The Silence of the North

I find myself being still.

At first I was jittery. When I was not in the lounges on the ship, being social, when I was in my room, I would shuffle through the papers on my desk. Should I write in my trip journal? No, that was all caught up. Could I play a game of Candy Crush? No, I’d used up my lives, and there was no restocking without the Internet.

I suppose it was withdrawal that was affecting me! When we were caught in Iqaluit an extra day, waiting for an icebreaker, I texted and posted frantically, knowing that I would soon lose cell coverage.

Contemplate that, you who are reading this blog on your phone or computer. No internet.

No checking messages or emails. No almost instantaneous answer to whatever question pops up. No streaming music or videos, no informational rabbit holes to fall into.

Icebreaker Terry Fox clearing our path in Frobisher Bay

The first time we traveled through ice, I ran back and forth on the deck. Can I get a good shot of the icebreaker in front of us, through the fog? Should I do a video of the ice going by? Is it better from the other side? From a different deck?

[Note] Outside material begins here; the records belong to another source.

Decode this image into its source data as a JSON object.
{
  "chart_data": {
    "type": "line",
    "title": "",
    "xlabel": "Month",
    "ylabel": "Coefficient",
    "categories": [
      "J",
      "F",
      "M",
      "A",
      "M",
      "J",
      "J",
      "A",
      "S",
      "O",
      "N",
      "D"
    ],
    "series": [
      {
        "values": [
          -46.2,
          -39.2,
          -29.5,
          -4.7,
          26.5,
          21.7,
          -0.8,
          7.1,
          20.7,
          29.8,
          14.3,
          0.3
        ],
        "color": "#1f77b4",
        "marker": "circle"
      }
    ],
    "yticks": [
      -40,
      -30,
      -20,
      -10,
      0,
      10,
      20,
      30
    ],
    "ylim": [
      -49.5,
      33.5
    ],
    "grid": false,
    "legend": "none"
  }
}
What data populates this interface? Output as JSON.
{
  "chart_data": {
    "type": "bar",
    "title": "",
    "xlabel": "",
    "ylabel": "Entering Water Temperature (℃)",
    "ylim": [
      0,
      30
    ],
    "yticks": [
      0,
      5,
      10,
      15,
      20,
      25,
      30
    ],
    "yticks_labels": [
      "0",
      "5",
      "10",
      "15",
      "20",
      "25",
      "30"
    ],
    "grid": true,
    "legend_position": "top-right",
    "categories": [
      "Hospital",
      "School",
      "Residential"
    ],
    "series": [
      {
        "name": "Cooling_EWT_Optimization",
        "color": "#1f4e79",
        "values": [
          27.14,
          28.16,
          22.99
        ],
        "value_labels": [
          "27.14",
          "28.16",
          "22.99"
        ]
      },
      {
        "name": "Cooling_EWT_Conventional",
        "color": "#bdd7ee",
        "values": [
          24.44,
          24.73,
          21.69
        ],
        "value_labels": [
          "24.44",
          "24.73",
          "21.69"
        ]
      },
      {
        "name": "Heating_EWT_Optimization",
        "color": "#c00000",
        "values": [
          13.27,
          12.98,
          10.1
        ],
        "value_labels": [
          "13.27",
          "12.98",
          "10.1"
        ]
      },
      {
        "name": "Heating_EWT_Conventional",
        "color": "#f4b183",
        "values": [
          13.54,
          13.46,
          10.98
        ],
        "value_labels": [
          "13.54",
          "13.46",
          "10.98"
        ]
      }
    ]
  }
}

Now, I simply stand and look. And listen. It is not loud, but I can hear the multi-tonal song of the ice.

Iceberg in Hudson Strait

The landscape calms me. It is not simple: complex layers of rock, smooth and glacier scoured; tiny Arctic flowers tucked into hollows; linear boundaries of land and sky, land and water. It is not simple, but it is not busy.

The sky surrounds. It is not held up by mountains here, it lays as a soft blanket over the land and sea. The clouds do not pile up, constrained by mountains and conflicting air currents. They drift, like the ice in the water.

Hiking near Kimmirut

My gaze drifts. It will focus, checking, is there an animal there on the rock, on the ice? What is that bird? But my gaze does not dart.

My thoughts drift. They will focus, thinking, is there an insight there in the introspection, in the wandering though memories? But my thoughts do not dart.

This is the stillness that meditation brings, but it is grounded in the land, not in my mind. It lives in my vision, not my breath.

Two years ago, after a week long silent meditation retreat, I held this same stillness inside of me. Gradually it retreated to the quiet corners of my mind, became elusive, harder to find, often forgotten.

I hope the silence of the North stays with me, when I return to the south.